In 2023, co-founder Marie-Hélène Smiejan handed over the general management of Mediapart to Cécile Sourd. “Today she chairs the moral guarantor of our entire structure, the Association for the Right to Know (ADS) whose co-founders are ex officio members as well as Martine Orange, who chaired our Society of Employees” explains Edwy Plenel. From now on, four women are at the head of the media: Carine Fouteau, president, Cécile Sourd, general director, Lénaïg Redoux and Valentine Oberti, co-editorial directors for a year.

“This equality of rights is an irreplaceable compass”

With this new direction, Médiapart intends to be part of a new dynamic and play a role “in the #MeToo revolution” as Edwy Plenel explains: “At all latitudes and under all regimes, the cause of women outweighs the question of equality to its point of incandescence, by refusing any supposedly natural hierarchy, based on sex or gender. In our worried and uncertain times, this equality of rights is an irreplaceable compass which unites both the questions of domestic politics as well as international current affairs. Mediapart claims to do so like all those who call for emancipation, refusing to be placed under house arrest by chance of birth, condition , origin, gender, etc.,” he explains.

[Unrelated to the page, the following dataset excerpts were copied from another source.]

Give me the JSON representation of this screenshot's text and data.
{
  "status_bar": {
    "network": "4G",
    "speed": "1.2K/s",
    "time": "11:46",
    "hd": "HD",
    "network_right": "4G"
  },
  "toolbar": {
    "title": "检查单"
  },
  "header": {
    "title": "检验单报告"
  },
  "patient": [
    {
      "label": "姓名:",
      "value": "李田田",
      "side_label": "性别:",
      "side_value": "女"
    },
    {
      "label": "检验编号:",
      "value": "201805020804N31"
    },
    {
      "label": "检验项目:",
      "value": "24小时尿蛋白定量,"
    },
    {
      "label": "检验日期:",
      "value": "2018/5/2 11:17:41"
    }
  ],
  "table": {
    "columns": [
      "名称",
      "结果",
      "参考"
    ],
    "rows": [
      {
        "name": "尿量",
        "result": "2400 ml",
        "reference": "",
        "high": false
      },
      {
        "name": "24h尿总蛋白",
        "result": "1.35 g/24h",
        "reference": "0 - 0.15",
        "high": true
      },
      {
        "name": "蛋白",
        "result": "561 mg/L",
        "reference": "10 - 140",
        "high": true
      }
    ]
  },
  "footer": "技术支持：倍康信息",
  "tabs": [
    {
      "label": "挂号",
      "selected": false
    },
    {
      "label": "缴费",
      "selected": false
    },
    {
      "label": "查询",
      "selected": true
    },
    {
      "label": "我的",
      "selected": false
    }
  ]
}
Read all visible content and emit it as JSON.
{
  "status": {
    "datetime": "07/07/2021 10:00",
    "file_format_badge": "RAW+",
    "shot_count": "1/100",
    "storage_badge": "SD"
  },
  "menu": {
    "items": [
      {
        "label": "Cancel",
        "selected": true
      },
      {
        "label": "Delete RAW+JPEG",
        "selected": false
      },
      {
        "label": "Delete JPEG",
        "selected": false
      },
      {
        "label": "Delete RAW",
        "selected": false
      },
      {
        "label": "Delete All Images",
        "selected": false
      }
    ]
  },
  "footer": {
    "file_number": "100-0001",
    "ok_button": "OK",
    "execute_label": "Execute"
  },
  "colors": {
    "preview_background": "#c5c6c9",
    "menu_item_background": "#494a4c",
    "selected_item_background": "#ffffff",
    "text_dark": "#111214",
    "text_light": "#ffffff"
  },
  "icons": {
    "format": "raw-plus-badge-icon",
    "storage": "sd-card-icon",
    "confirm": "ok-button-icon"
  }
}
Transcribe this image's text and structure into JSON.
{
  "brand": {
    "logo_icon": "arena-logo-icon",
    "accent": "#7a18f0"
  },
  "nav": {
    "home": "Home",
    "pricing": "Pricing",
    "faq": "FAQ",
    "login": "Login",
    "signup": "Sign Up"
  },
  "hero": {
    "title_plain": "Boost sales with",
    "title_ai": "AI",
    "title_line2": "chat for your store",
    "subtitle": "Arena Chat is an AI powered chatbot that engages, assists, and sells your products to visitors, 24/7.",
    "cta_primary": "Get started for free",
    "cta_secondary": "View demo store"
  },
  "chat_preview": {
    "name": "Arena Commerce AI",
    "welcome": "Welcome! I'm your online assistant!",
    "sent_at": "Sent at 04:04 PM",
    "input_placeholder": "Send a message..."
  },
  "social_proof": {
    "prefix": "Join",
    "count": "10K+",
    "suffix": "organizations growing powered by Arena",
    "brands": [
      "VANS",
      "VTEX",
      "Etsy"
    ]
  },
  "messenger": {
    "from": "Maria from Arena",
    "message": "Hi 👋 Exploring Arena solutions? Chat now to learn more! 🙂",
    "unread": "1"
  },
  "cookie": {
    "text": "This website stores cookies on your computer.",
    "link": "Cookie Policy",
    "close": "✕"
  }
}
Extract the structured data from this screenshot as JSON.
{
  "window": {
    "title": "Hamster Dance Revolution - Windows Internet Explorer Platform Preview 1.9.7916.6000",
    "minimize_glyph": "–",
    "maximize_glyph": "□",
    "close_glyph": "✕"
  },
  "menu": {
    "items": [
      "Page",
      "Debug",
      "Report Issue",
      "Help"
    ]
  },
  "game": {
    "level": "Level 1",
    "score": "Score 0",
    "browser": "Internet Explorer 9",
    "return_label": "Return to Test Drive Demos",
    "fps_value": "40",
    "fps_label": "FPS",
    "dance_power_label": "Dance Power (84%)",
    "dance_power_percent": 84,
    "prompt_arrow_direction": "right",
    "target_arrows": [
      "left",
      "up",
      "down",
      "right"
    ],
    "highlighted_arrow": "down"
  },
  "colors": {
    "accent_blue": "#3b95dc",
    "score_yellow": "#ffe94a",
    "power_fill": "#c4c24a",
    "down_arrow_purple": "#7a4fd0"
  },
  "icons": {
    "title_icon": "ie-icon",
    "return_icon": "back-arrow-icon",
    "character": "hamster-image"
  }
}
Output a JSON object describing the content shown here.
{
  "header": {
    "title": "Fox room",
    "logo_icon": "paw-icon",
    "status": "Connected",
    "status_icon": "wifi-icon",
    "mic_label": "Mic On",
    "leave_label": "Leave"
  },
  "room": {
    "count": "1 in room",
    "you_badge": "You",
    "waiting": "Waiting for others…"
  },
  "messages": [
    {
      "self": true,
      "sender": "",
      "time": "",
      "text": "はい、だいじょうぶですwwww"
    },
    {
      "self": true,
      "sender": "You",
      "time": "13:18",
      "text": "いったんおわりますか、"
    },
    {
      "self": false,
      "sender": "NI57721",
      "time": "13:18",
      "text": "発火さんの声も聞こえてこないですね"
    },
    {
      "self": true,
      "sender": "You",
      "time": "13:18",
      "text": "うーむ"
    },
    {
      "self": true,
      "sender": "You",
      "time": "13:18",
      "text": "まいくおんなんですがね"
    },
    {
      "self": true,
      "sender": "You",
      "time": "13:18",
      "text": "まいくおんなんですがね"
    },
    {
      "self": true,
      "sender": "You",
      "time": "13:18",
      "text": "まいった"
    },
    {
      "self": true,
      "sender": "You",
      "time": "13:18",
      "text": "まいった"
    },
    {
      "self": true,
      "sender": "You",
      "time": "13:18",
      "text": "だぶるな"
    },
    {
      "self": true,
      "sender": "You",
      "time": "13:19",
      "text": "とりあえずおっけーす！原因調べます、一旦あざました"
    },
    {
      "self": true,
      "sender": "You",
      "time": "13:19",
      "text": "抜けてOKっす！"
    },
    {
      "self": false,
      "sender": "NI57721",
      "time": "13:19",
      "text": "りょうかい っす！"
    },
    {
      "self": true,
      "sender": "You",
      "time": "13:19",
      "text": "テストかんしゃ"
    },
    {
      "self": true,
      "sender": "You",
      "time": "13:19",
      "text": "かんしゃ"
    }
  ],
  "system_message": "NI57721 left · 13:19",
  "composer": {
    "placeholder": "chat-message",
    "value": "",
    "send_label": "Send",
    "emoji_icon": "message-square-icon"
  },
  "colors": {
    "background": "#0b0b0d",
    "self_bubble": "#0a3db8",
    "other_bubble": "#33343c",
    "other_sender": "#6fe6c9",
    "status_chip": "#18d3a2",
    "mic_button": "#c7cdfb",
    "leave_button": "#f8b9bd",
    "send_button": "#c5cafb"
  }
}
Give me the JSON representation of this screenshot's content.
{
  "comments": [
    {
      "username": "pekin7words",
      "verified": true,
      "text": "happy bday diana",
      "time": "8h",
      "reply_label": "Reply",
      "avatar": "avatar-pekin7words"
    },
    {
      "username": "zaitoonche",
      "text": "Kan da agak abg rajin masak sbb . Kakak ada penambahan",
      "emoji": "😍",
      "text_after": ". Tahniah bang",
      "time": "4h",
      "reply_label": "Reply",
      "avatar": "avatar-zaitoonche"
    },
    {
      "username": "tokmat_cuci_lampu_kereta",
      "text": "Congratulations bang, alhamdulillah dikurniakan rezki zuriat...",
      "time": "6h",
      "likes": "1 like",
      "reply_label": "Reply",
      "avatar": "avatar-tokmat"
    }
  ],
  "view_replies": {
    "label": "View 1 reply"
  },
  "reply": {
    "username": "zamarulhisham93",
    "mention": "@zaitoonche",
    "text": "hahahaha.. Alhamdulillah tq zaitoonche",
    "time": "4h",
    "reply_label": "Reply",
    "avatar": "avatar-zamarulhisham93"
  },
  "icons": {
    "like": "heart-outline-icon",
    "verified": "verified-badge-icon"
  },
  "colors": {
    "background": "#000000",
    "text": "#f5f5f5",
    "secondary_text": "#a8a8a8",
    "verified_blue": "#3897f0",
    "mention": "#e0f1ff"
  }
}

The logical choice of an “emblematic” house

To replace Edwy Plenel, the choice of Carine Fouteau was logically imposed in the corridors of the Mediapart editorial staff. The latter is judged to be “emblematic”, capable of uniting, inspiring, and training the entire team with as much kindness as rigor” praises the former director of publication of the online newspaper. A handover mentioned in 2015 but which turned out to be more difficult than expected to put in place, and above all longer, as he embodied the media thanks to his aura, his personality and his famous mustache. If she is unknown to the general public, Carine Fouteau is extremely respected internally.

This appointment also echoes a unique feature of Médiapart: the press company does not have a non-journalist at its head, as is the case in the majority of media. The newspaper also requires in its statutes that the president of its publishing company also assumes management of the publication, and that he be a journalist. Concerning the editorial line, it should not change under the leadership of Carine Fouteau who intends to continue the defense of “committed but non-militant journalism”, we read in Le Monde. “Whether it is the Bettencourt affair in 2010, the Cahuzac affair in 2012 or our work before and after the #metoo movement, Mediapart has shown its usefulness” she concludes.